Onderzoekers Odne Stokke Burheim en Kjersti Wergeland Krakhella assembleren de membraangeleidbaarheidsmeetcel die ze gebruikten om hun gebruik van afvalwarmte te testen om waterstof te helpen produceren. Foto:Lars Robert Bang/NTNU
Beide hadden voordelen
Toen de onderzoekers naar hun resultaten keken, ze zagen dat het gebruik van bestaande membraantechnologie en afvalwarmte om water uit hun systeem te verdampen meer waterstof per membraangebied produceerde dan de neerslagbenadering.

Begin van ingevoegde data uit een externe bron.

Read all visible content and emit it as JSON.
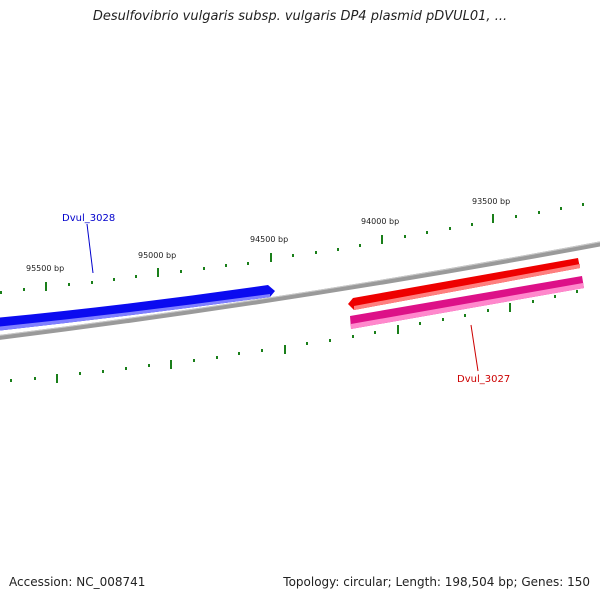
{
  "title": "Desulfovibrio vulgaris subsp. vulgaris DP4 plasmid pDVUL01, ...",
  "footer": {
    "accession": "Accession: NC_008741",
    "summary": "Topology: circular; Length: 198,504 bp; Genes: 150"
  },
  "ticks": [
    {
      "label": "95500 bp"
    },
    {
      "label": "95000 bp"
    },
    {
      "label": "94500 bp"
    },
    {
      "label": "94000 bp"
    },
    {
      "label": "93500 bp"
    }
  ],
  "genes": [
    {
      "label": "Dvul_3028",
      "color": "#0000cc",
      "fill": "#1a1aff",
      "strand": "forward"
    },
    {
      "label": "Dvul_3027",
      "color": "#cc0000",
      "fill": "#ee0000",
      "strand": "reverse"
    },
    {
      "label": "",
      "color": "#cc0077",
      "fill": "#ee1a99",
      "strand": "reverse"
    }
  ],
  "colors": {
    "backbone": "#888888",
    "ticks": "#1a7f1a"
  }
}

De productie van waterstof was vier keer hoger voor het verdampingssysteem dat bij 25°C werkte en twee keer hoger voor een systeem dat bij 40°C werkte in vergelijking met hun precipitatiesysteem.
Dat maakte het een betere kandidaat uit kostenoogpunt.

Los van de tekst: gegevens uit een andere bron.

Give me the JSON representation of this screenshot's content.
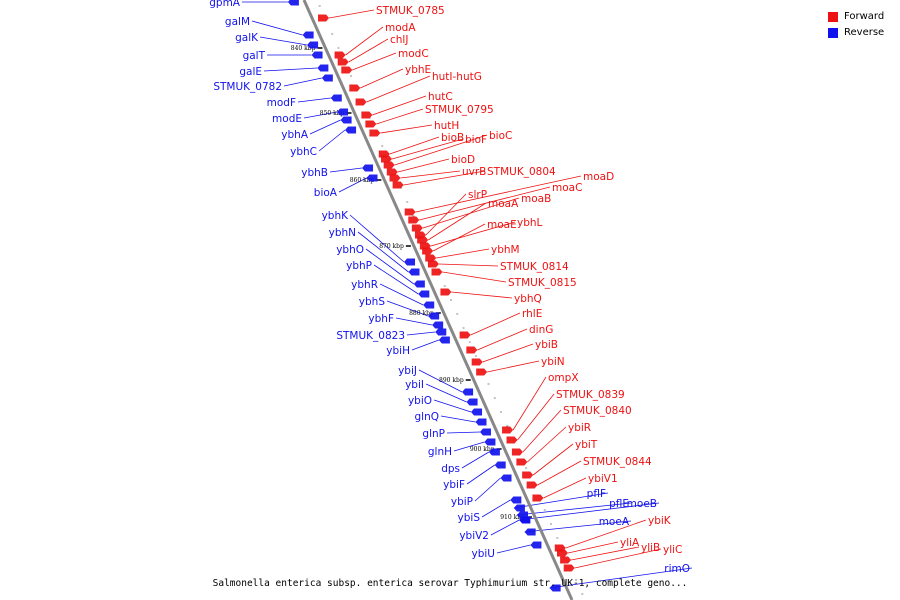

Echter, het neerslagproces was beter in termen van energievraag, vonden de onderzoekers. Bijvoorbeeld, de energie die nodig was om een kubieke meter waterstof te produceren met behulp van het neerslagproces was slechts 8,2 kWh, vergeleken met 55 kWh voor het verdampingsproces.
Nieuw systeem met veel mogelijkheden
Terwijl het werk van Krakhella bewijst dat het concept zal werken, ze heeft vooral gewerkt met een laboratoriummodel en veel computerberekeningen. Er is nog veel werk aan de winkel, vooral met betrekking tot het soort zout dat in het proces wordt gebruikt.
De onderzoekers kozen kaliumnitraat voor hun zoutsysteem, maar andere zouten kunnen ook werken, ze zei.
"Het is een compleet nieuw systeem, " zei ze. "We zullen meer testen moeten doen met andere zouten in andere concentraties."
Membraanprijzen zijn beperkende factor
Een ander probleem dat de waterstofproductie blijft beperken, is dat de membranen zelf extreem duur blijven.
Krakhella hoopt dat als samenlevingen proberen af te stappen van fossiele brandstoffen, toenemende vraag zal de prijs van membranen doen dalen, evenals het verbeteren van de eigenschappen van de membranen zelf.
"De membranen zijn het duurste onderdeel van ons systeem, "Zei Krakhella. "Maar iedereen weet dat we iets aan het milieu moeten doen, en de prijs is potentieel veel hoger voor de samenleving als we geen vervuilingsvrije energie ontwikkelen."